L’alcol lega fra loro anche tante vite dedite ai cosiddetti noir e ad altre diramazioni giallistiche. Rallegrate dalla galera per renderle più frizzanti. Vedi quella di Edward Bunker, per esempio, l’autore di “Come una bestia feroce” e “Autobiografia di una canaglia”, per rinfrescare la memoria. Ai gorgogli bruciabudella si aggiungono tutta una serie di collegi, riformatori e, dulcis in fundo, il carcere di San Quentin. Ma lui non se la prende troppo e diventa perfino attore e sceneggiatore dei film tratti dai suoi libri (quando si dice un forte carattere).
Di James Ellroy basta il nome per evocare immani tragedie e lutti personali (tipica frase fatta) come l’assassinio della madre, l’alcol, la droga, la delinquenza, il carcere minorile, la depressione, i ricoveri ospedalieri. Di tutto e di più ed è ancora vivo e vegeto a dimostrazione della testarda resistenza della natura umana (o è lui che non è umano…).
Anche James Lee Burke, quello di “Pioggia al neon”, ha dovuto sopportare sacrifici durissimi. Nessuno voleva pubblicargli i suoi libri fino a quando ha conosciuto l’agente letterario Spitzer (anche gli agenti letterari hanno un’anima). E in galera per rapina a mano armata c’è finito pure Chester Bomar Himes che ha lasciato una serie di polizieschi basati sul problema del razzismo. Si ricordano i due detective neri Coffin Ed Johnson e Grave Digger per il loro soprannomi rispettivamente Ed la Bara e Jones lo Scavafossi che sono tutto un programma e ti mettono un’allegria addosso….

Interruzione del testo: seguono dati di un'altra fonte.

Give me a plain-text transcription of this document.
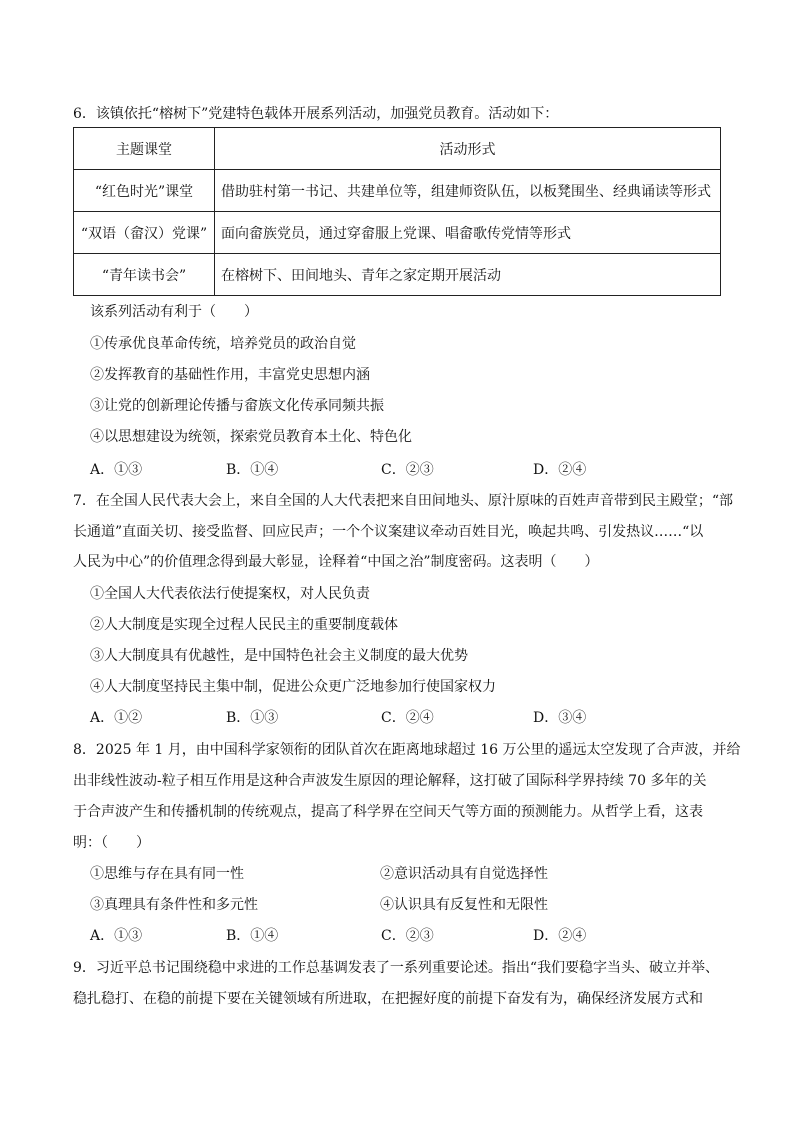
6．该镇依托“榕树下”党建特色载体开展系列活动，加强党员教育。活动如下：
主题课堂	活动形式
“红色时光”课堂	借助驻村第一书记、共建单位等，组建师资队伍，以板凳围坐、经典诵读等形式
“双语（畲汉）党课”	面向畲族党员，通过穿畲服上党课、唱畲歌传党情等形式
“青年读书会”	在榕树下、田间地头、青年之家定期开展活动
该系列活动有利于（　　）
①传承优良革命传统，培养党员的政治自觉
②发挥教育的基础性作用，丰富党史思想内涵
③让党的创新理论传播与畲族文化传承同频共振
④以思想建设为统领，探索党员教育本土化、特色化
A．①③	B．①④	C．②③	D．②④
7．在全国人民代表大会上，来自全国的人大代表把来自田间地头、原汁原味的百姓声音带到民主殿堂；“部
长通道”直面关切、接受监督、回应民声；一个个议案建议牵动百姓目光，唤起共鸣、引发热议……“以
人民为中心”的价值理念得到最大彰显，诠释着“中国之治”制度密码。这表明（　　）
①全国人大代表依法行使提案权，对人民负责
②人大制度是实现全过程人民民主的重要制度载体
③人大制度具有优越性，是中国特色社会主义制度的最大优势
④人大制度坚持民主集中制，促进公众更广泛地参加行使国家权力
A．①②	B．①③	C．②④	D．③④
8．2025 年 1 月，由中国科学家领衔的团队首次在距离地球超过 16 万公里的遥远太空发现了合声波，并给
出非线性波动-粒子相互作用是这种合声波发生原因的理论解释，这打破了国际科学界持续 70 多年的关
于合声波产生和传播机制的传统观点，提高了科学界在空间天气等方面的预测能力。从哲学上看，这表
明：（　　）
①思维与存在具有同一性	②意识活动具有自觉选择性
③真理具有条件性和多元性	④认识具有反复性和无限性
A．①③	B．①④	C．②③	D．②④
9．习近平总书记围绕稳中求进的工作总基调发表了一系列重要论述。指出“我们要稳字当头、破立并举、
稳扎稳打、在稳的前提下要在关键领域有所进取，在把握好度的前提下奋发有为，确保经济发展方式和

Chi non conosce la storia di Stephen King ? (altra frase fatta). Si sa che in un dato periodo della sua vita ha sniffato tanta coca da dover lavorare con i tamponi al naso e di avere recitato il discorso di addio alla madre completamente ubriaco. Aggiungo un incidente stradale investito da una macchina con conseguenti interminabili operazioni (sfigato è dir poco). E chi non conosce quella di Howard Philips Lovecraft, il padre del genere horror, condannato praticamente all’isolamento completo nella più tenera età? Mal di testa continui, esaurimenti nervosi, difficoltà a trovare lavoro.
Oltre alla sfortuna e all’alcool qualche volta ci si mette di mezzo anche la politica. Così accade per Jim Thompson (si dice che fosse “alcolizzato, vagabondo, donnaiolo”) che ha influenzato l’evoluzione del noir dopo gli anni cinquanta. Ispiratosi a Marx nei suoi libri critica la famiglia, il matrimonio e il lavoro (per lui il male è dappertutto e non c’è nemmeno da dargli torto). Così succede in Francia a Leo Malet. Orfano allevato dal nonno bibliofilo, vaga per il suo paese, soprattutto da una parte all’altra di Parigi, fa mille mestieri, ha amicizie anarchico-surrealiste. I suoi personaggi sono oppressi dalla società, da se stessi, da tutto. Unica alternativa la ribellione (ogni tanto ci sta bene).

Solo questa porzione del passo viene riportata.